We need to extend our compiler compile-program to handle immediate types appropriately. We will use functions logior and ash from guile for bitwise or and bitwise shift respectively.

;compiler.scm
(define fixnum-shift 2)
(define char-shift 8)
(define char-tag #b00001111)
(define bool-shift 7)
(define bool-tag #b0011111)
(define null-val #b00101111)

(define (immediate? x)
    ;check if x is one of immediate type
    (or (integer? x) (char? x) (boolean? x) (null? x)))

(define (immediate-rep x)
    ;Convert x into tagged pointer representation
    (cond
        ; bit shift integers by 2 bits
        ((integer? x) (ash x fixnum-shift))
        ; bit shift by 8 integers and add tag
        ; for character
        ((char? x)
            (logior char-tag (ash (char->integer x) char-shift)))
        ; same for boolean
        ((boolean? x) 
            (logior bool-tag (ash (if x 1 0) bool-shift)))
        ; empty list
        ((null? x) null-val)
        (else (error "no immediate representation for" x))))

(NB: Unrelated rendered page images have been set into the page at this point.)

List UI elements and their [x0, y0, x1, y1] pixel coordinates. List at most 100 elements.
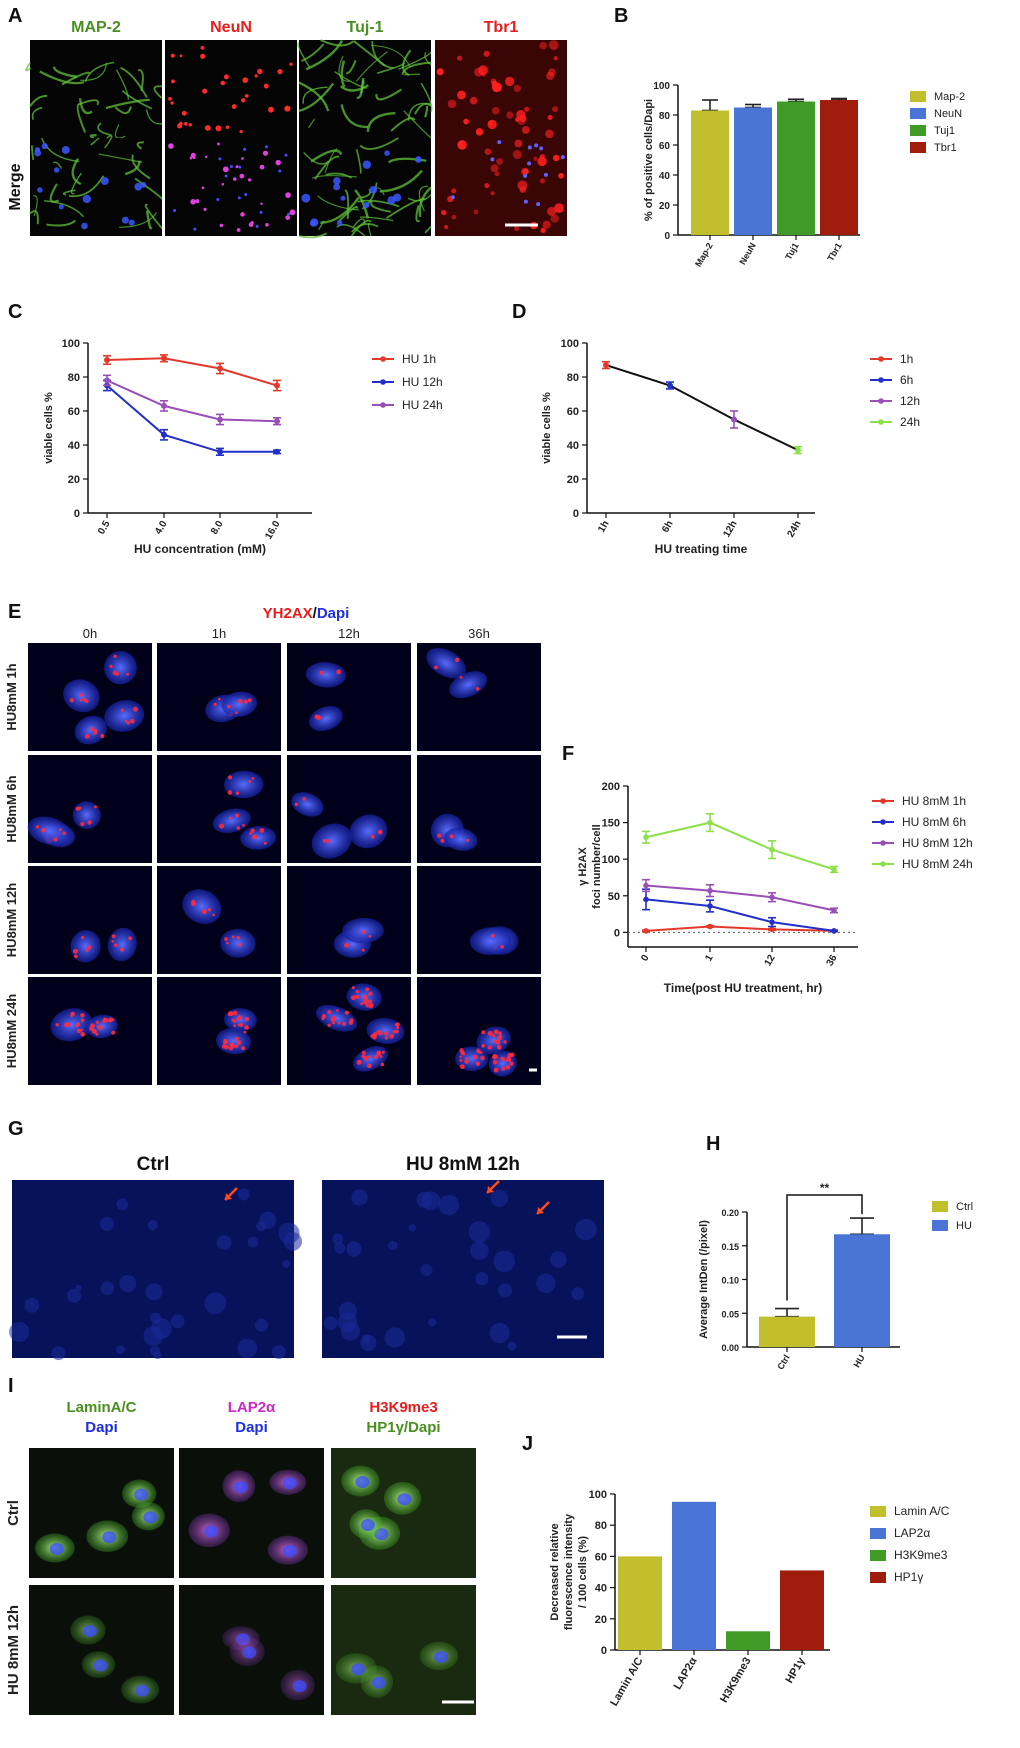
foci [120, 708, 124, 712]
foci [104, 1018, 109, 1023]
foci [238, 699, 243, 704]
legend-J: Lamin A/C LAP2α H3K9me3 HP1γ [870, 1504, 950, 1584]
nucleus [221, 182, 225, 186]
x-tick-label: 36 [825, 953, 840, 969]
legend-label: HU 24h [402, 398, 443, 412]
nucleus [487, 119, 497, 130]
nucleus [457, 140, 467, 150]
nucleus [547, 114, 553, 121]
nucleus [259, 164, 265, 170]
y-tick-label: 0 [573, 508, 579, 520]
foci [93, 728, 98, 733]
micrograph-e [417, 866, 541, 974]
foci [72, 948, 78, 954]
foci [100, 733, 105, 739]
foci [384, 1036, 389, 1040]
bar [834, 1234, 890, 1347]
dapi-core [134, 1488, 149, 1501]
legend-C: HU 1h HU 12h HU 24h [372, 352, 443, 412]
nucleus [170, 101, 174, 105]
legend-swatch [932, 1220, 948, 1231]
nucleus [256, 1221, 267, 1232]
foci [70, 1014, 74, 1018]
foci [41, 827, 46, 833]
data-point [603, 362, 609, 369]
x-tick-label: H3K9me3 [718, 1656, 753, 1705]
foci [365, 998, 369, 1002]
nucleus [473, 209, 479, 215]
foci [87, 945, 92, 950]
neurite [84, 61, 115, 83]
dapi-core [143, 1511, 158, 1524]
nucleus [558, 172, 564, 179]
neurite [68, 175, 105, 198]
nucleus [504, 76, 515, 87]
x-tick-label: HP1γ [783, 1655, 808, 1686]
y-tick-label: 0 [664, 231, 670, 242]
nucleus [203, 207, 207, 211]
legend-label: HP1γ [894, 1570, 923, 1584]
neurite [115, 69, 130, 100]
data-point [643, 834, 649, 841]
foci [361, 1050, 366, 1055]
micrograph-neun-merge [165, 138, 297, 236]
arrow-head [487, 1186, 494, 1193]
foci [361, 1054, 365, 1058]
data-point [769, 846, 775, 853]
foci [80, 1013, 85, 1018]
y-axis-label: viable cells % [541, 392, 553, 464]
row-label: HU8mM 24h [4, 994, 19, 1068]
nucleus [51, 1346, 66, 1361]
foci [466, 838, 470, 842]
foci [59, 828, 63, 832]
tile-background [287, 866, 411, 974]
foci [227, 790, 233, 795]
dapi-core [135, 1684, 150, 1697]
arrow-head [225, 1193, 232, 1200]
foci [79, 698, 83, 702]
foci [232, 1010, 238, 1016]
nucleus [34, 146, 41, 153]
nucleus [200, 45, 205, 50]
neurite [420, 82, 433, 113]
nucleus [204, 155, 208, 159]
y-axis-label: Average IntDen (/pixel) [698, 1220, 710, 1339]
legend-swatch [870, 1572, 886, 1583]
panel-letter: G [8, 1118, 24, 1140]
nucleus [457, 90, 466, 100]
micrograph-tbr1-merge [435, 138, 567, 236]
data-point [161, 431, 167, 438]
nucleus [550, 1251, 567, 1268]
nucleus [100, 1281, 115, 1295]
neurite [350, 219, 372, 237]
micrograph-e [157, 755, 281, 863]
legend-marker [878, 356, 884, 362]
data-point [707, 903, 713, 909]
y-tick-label: 100 [653, 81, 670, 92]
nucleus [53, 167, 60, 173]
nucleus [173, 208, 177, 212]
foci [81, 935, 85, 940]
y-axis-label: / 100 cells (%) [577, 1536, 589, 1608]
neurite [297, 41, 311, 68]
foci [321, 1016, 325, 1020]
y-tick-label: 60 [68, 406, 80, 418]
neurite [424, 106, 429, 118]
image-label: Ctrl [137, 1154, 170, 1175]
dapi-core [371, 1676, 386, 1689]
legend-swatch [870, 1506, 886, 1517]
nucleus [470, 1241, 489, 1260]
x-tick-label: 1 [703, 953, 716, 964]
dapi-core [102, 1531, 117, 1544]
foci [492, 1054, 497, 1059]
nucleus [221, 691, 258, 717]
column-label: LaminA/C [66, 1399, 136, 1416]
foci [243, 1030, 247, 1034]
x-axis-label: HU concentration (mM) [134, 542, 266, 556]
y-tick-label: 0 [614, 927, 620, 939]
nucleus [513, 84, 521, 93]
nucleus [241, 157, 244, 160]
neurite [403, 110, 432, 139]
y-tick-label: 100 [602, 854, 620, 866]
foci [365, 987, 370, 992]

(define (compile-program x)
    (cond
        ((immediate? x)
         (emit "movl $~a, %eax" (immediate-rep x)))
        (else (error "syntax error")))
    (emit "ret"))

Runtime

We also need to modify runtime so that we can print the right string representation of the tagged values.

//runtime.c
#include <stdio.h>

#define fixnum_shift 2
#define fixnum_mask 0b11
#define fixnum_tag  0b00

#define char_shift  8
#define char_mask   0b11111111
#define char_tag    0b00001111

#define bool_shift  7
#define bool_mask   0b1111111
#define bool_tag    0b0011111

#define null_val 0b00101111

int main(int argc, char** argv){
    int val = scheme_entry();
    if ((val & fixnum_mask) == fixnum_tag){
        printf("%d\n", val >> fixnum_shift);
    } else if ((val & char_mask) == char_tag){
        printf("#\\%c\n", val >> char_shift);
    } else if ((val & bool_mask) == bool_tag){
        if (val >> bool_shift == 0){
            printf("#f\n");
        } else {
            printf("#t\n");
        }
    }
    else if (val == null_val){
        printf("()\n");
    }
    return 0;
}

Tests

Finally add tests to tests.scm check if everything works fine

; tests.scm
; ....
; keep above lines as is and add following lines
(run-test 536870911 "536870911\n")
(run-test -536870912 "-536870912\n")

; characters
(run-test #\! "#\\!\n")
(run-test #\" "#\\\"\n")
(run-test #\# "#\\#\n")
(run-test #\' "#\\'\n")

(run-test #\0 "#\\0\n")
(run-test #\1 "#\\1\n")
(run-test #\; "#\\;\n")

(run-test #\A "#\\A\n")
(run-test #\B "#\\B\n")
(run-test #\Y "#\\Y\n")
(run-test #\Z "#\\Z\n")
(run-test #\a "#\\a\n")
(run-test #\b "#\\b\n")
(run-test #\y "#\\y\n")
(run-test #\z "#\\z\n")

; booleans
(run-test #t "#t\n")
(run-test #f "#f\n")

; empty list
(run-test '() "()\n")

Run tests using

$ guile tests.scm 
0: passed
1: passed
-1: passed
10: passed
-10: passed
2736: passed
-2736: passed
536870911: passed
-536870912: passed
!: passed
": passed
#: passed
': passed
0: passed
1: passed
;: passed
A: passed
B: passed
Y: passed
Z: passed
a: passed
b: passed
y: passed
z: passed
#t: passed
#f: passed
(): passed

That’s all for this post. In the next post, we will add support for primitives with single arguments.

Working code at the end of this step can be found at my Github repo with tag step_2_constants.